La pénurie des ingénieurs informatiques donne des cheveux blancs aux employeurs. Et ce sont les grands groupes IT, recrutant par centaines, qui en souffrent le plus. Depuis quelques années, la fuite des ingénieurs marocains vers l’Europe prend de plus en plus d’ampleur. Ces profils quittent leurs entités sans même respecter la période de préavis.

A Atos, ce déficit a longtemps été un poids lourd à porter. Rien qu’en 2018, le besoin en informaticiens offshore du groupe est de 400. Pour combler cette demande, l’entreprise innove en matière de recrutement. Elle a récemment organisé une grande campagne de recrutement à Casablanca, avec un slogan accrocheur: «Repartez avec votre contrat», ainsi qu’un concept innovant, le Speed Hiring Events.

Ils étaient plus de 200 informaticiens à venir tenter leur chance lors de ce rendez-vous. «Grâce à cette campagne, dont nous sommes satisfaits, nous avons pu prendre une longueur d’avance sur notre plan de recrutement de 2018», se réjouit Redouane Mabchour, directeur général d’Atos.

Durant cette journée à laquelle ont pris part les responsables et décideurs d’Atos, les candidats ont pu passer tout le processus de recrutement, en deux heures seulement. Au final, 105 informaticiens ont attiré l’attention des recruteurs et ont été embauchés. «Les candidats que nous avons sélectionnés sont repartis avec leur contrat en main. Maintenant, nous les attendons en entreprise», précise Redouane Mabchour.

La société a pu attirer divers profils, seniors et juniors, dont la majorité justifie d’un niveau bac+5. Plus du tiers sont des femmes. A la grande surprise des responsables, plusieurs candidats ont fait le déplacement depuis Oujda, Tétouan, Marrakech ...

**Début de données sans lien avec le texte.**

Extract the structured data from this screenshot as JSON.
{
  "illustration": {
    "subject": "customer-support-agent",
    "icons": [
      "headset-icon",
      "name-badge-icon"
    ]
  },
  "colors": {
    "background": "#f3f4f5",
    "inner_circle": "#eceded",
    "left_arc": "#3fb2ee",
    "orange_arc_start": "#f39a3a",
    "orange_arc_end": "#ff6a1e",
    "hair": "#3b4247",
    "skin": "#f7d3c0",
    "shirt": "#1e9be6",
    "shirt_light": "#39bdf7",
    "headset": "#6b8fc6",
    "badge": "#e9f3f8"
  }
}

Avec plus de 1.600 collaborateurs au Maroc, dont 85% sont des ingénieurs, Atos est touchée de plein fouet par la rareté des ingénieurs. En renouvelant sa stratégie RH, la multinationale fait en sorte de faire de ses locaux un espace où il fait bon vivre (a great place to work). D’autres moyens sont déployés par le groupe pour faire face à la réalité du marché marocain.

«Nous souhaiterions toucher les millennials. Pour cela, nous ne devons d’être présents dans les réseaux sociaux», souligne le patron d’Atos. Ainsi, l’entreprise diversifie ses canaux de recrutement, et tente de faire face à cette perte de ressources humaines en étant imaginative et innovante. Suite à l’impact et au retour positif du «Speed Hiring Events», le groupe compte bien réitérer l’expérience. Une autre campagne de recrutement sera lancée dans les semaines à venir. Elle sera déclinée sous un autre format.

La fuite des compétences vers l’étranger, plus précisément en Europe, touche tout le secteur IT. Pour Redouane Mabchour, il n’y a plus lieu de s’inquiéter comme avant. «C’est devenu un problème à court terme. Ces derniers temps, nous remarquons le retour des ingénieurs vers leur pays. Il semblerait que leur expérience à l’étranger n’est pas à la hauteur de leurs aspirations», indique-t-il.

Pour ces personnes-là, Atos semble être une bonne opportunité. «Nous sommes présents dans quelque 72 pays dans le monde, grâce à cela nous pouvons offrir à nos collaborateurs de la mobilité à l’international», tient à préciser Mabchour.

Les soft skills au cœur des formations  

L’Accompagnement et l’encadrement des collaborateurs sont essentiels. Atos l’a bien compris. Dans sa stratégie de gestion des ressources humaines, l’entreprise dédie, à chacun de ses collaborateurs,  6 jours de formation par an. Un moyen de les engager, mais aussi de former les ingénieurs aux soft skills.
Les formations administrées concernent la communication, le leadership, le savoir-être client, le management interculturel... «Les exigences de notre entité sont assez élevées, malheureusement, les ingénieurs souffrent très souvent d’un déficit en matière de soft skills», explique Redouane Mabchour, directeur général d’Atos Maroc. Ils ont par ailleurs droit à des cours d’anglais tout au long de l’année.